Tying Your Mission and Vision to Daily Goals

Company values

When was the last time you revisited your company's mission or vision statement?

Do you even have one?

Your brand strategy includes your mission and vision statements because those are the top of your brand messaging architecture. All your marketing, product and sales messages cascade consistently down from there so that you're telling one story to yourself and to the market.

Mission and vision statements are anything but fluff and jargon. They are the guiding beacons to your success.

What is the Difference between Vision and Mission?

Your vision statement is the future state you desire. What do you want to see in the world as a result of your work? It's your why. This can be phrased as "We believe..." or "We imagine a world where..." It is larger than the products or services you provide on a daily basis or even your existing customer base.

Your mission statement narrows down what your organization specifically does to bring that vision to life. It is often phrased in terms of what you do to work toward the future state. For example, "Our mission is to deliver, provide, defend, inspire, enable, support...." It starts to get much more practical to inform what your company actually does for your customers. It also further defines how your brand chooses to achieve the vision.

If you have to look up your mission or vision statement on your website (as some of my clients have had to do in brand workshops), neither is doing you any good, and you need to start over. They should be tenets everyone understands, takes to heart and leverages on a daily basis.

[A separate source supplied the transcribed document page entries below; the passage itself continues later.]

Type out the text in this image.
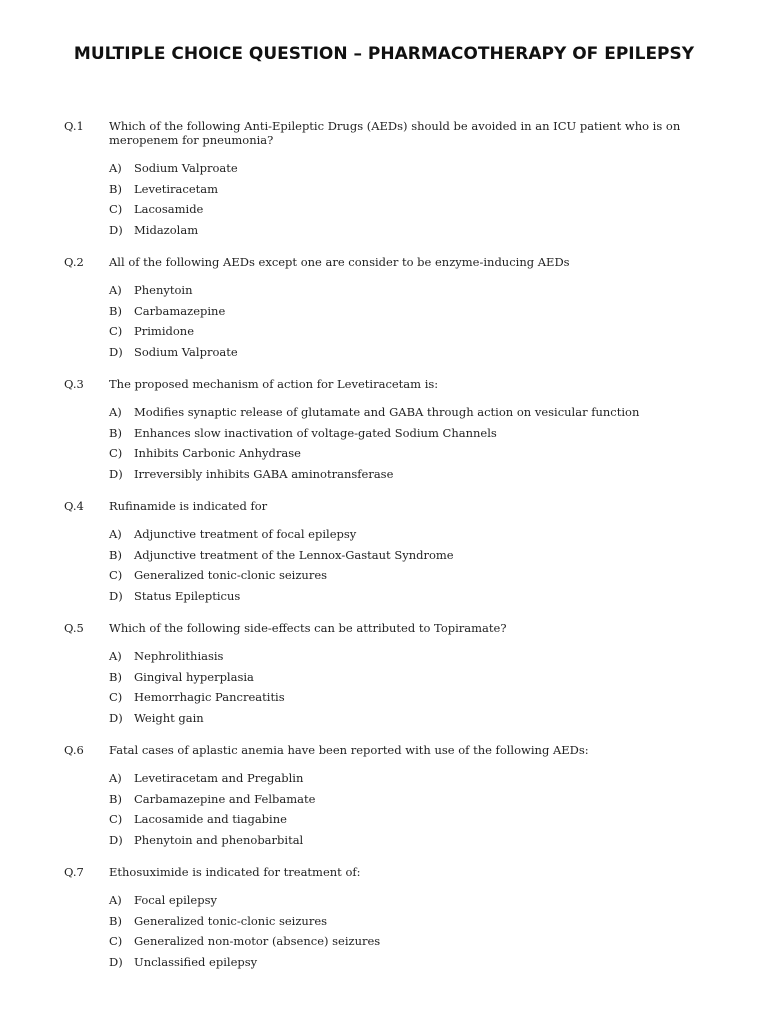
MULTIPLE CHOICE QUESTION – PHARMACOTHERAPY OF EPILEPSY
Q.1 Which of the following Anti-Epileptic Drugs (AEDs) should be avoided in an ICU patient who is on meropenem for pneumonia?
A) Sodium Valproate
B) Levetiracetam
C) Lacosamide
D) Midazolam
Q.2 All of the following AEDs except one are consider to be enzyme-inducing AEDs
A) Phenytoin
B) Carbamazepine
C) Primidone
D) Sodium Valproate
Q.3 The proposed mechanism of action for Levetiracetam is:
A) Modifies synaptic release of glutamate and GABA through action on vesicular function
B) Enhances slow inactivation of voltage-gated Sodium Channels
C) Inhibits Carbonic Anhydrase
D) Irreversibly inhibits GABA aminotransferase
Q.4 Rufinamide is indicated for
A) Adjunctive treatment of focal epilepsy
B) Adjunctive treatment of the Lennox-Gastaut Syndrome
C) Generalized tonic-clonic seizures
D) Status Epilepticus
Q.5 Which of the following side-effects can be attributed to Topiramate?
A) Nephrolithiasis
B) Gingival hyperplasia
C) Hemorrhagic Pancreatitis
D) Weight gain
Q.6 Fatal cases of aplastic anemia have been reported with use of the following AEDs:
A) Levetiracetam and Pregablin
B) Carbamazepine and Felbamate
C) Lacosamide and tiagabine
D) Phenytoin and phenobarbital
Q.7 Ethosuximide is indicated for treatment of:
A) Focal epilepsy
B) Generalized tonic-clonic seizures
C) Generalized non-motor (absence) seizures
D) Unclassified epilepsy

Use Your Vision and Mission as a Compass Every Day

Your vision is the overarching reason everyone comes to work every day, customers should support you and partners should embrace you. It is the purpose of your existence. What kind of world are you trying to create? I often boldly challenge clients to think about the vision that would actually make their business obsolete and no longer needed.

Your mission ensures everyone understands what they are being tasked to do in pursuit of that vision. Are you all rowing in the same direction?

Your mission guides daily decisions and actions. It's a reality check for deciding what to put into the product, what additional services to offer, whether this task is a good use of the company's time, if this company is the right partner. And when communicated clearly to recruits, you ensure you're bringing in the right people to represent the brand — people who know what they are getting into and are up to the task. That's how you build an engaged workforce.

If you want to add a new feature, customer experience or offering, does it further your mission and vision? Or does it distract from it?

One CEO client of mine said it best: "We need a mission statement that we can ask ourselves in every meeting to ensure we are making the right decision."

Used correctly, your vision and mission statements provide the framework for all your customer communications as well. If your value proposition or product messaging doesn't align with and support the mission and vision, you're on the wrong track.

If you truly want to scale across a distributed workforce, various locations, and expanding product or service lines, all your people need to understand what journey they are on. Where do you play? Why do you do what you do? This is just the beginning of establishing an influential and sticky brand, and it informs everything else you do as individuals toward the company's goals, both long and short term. But when it's relegated to a pretty poster on the wall or website copy that no one remembers, it is the most overlooked part of a successful brand strategy.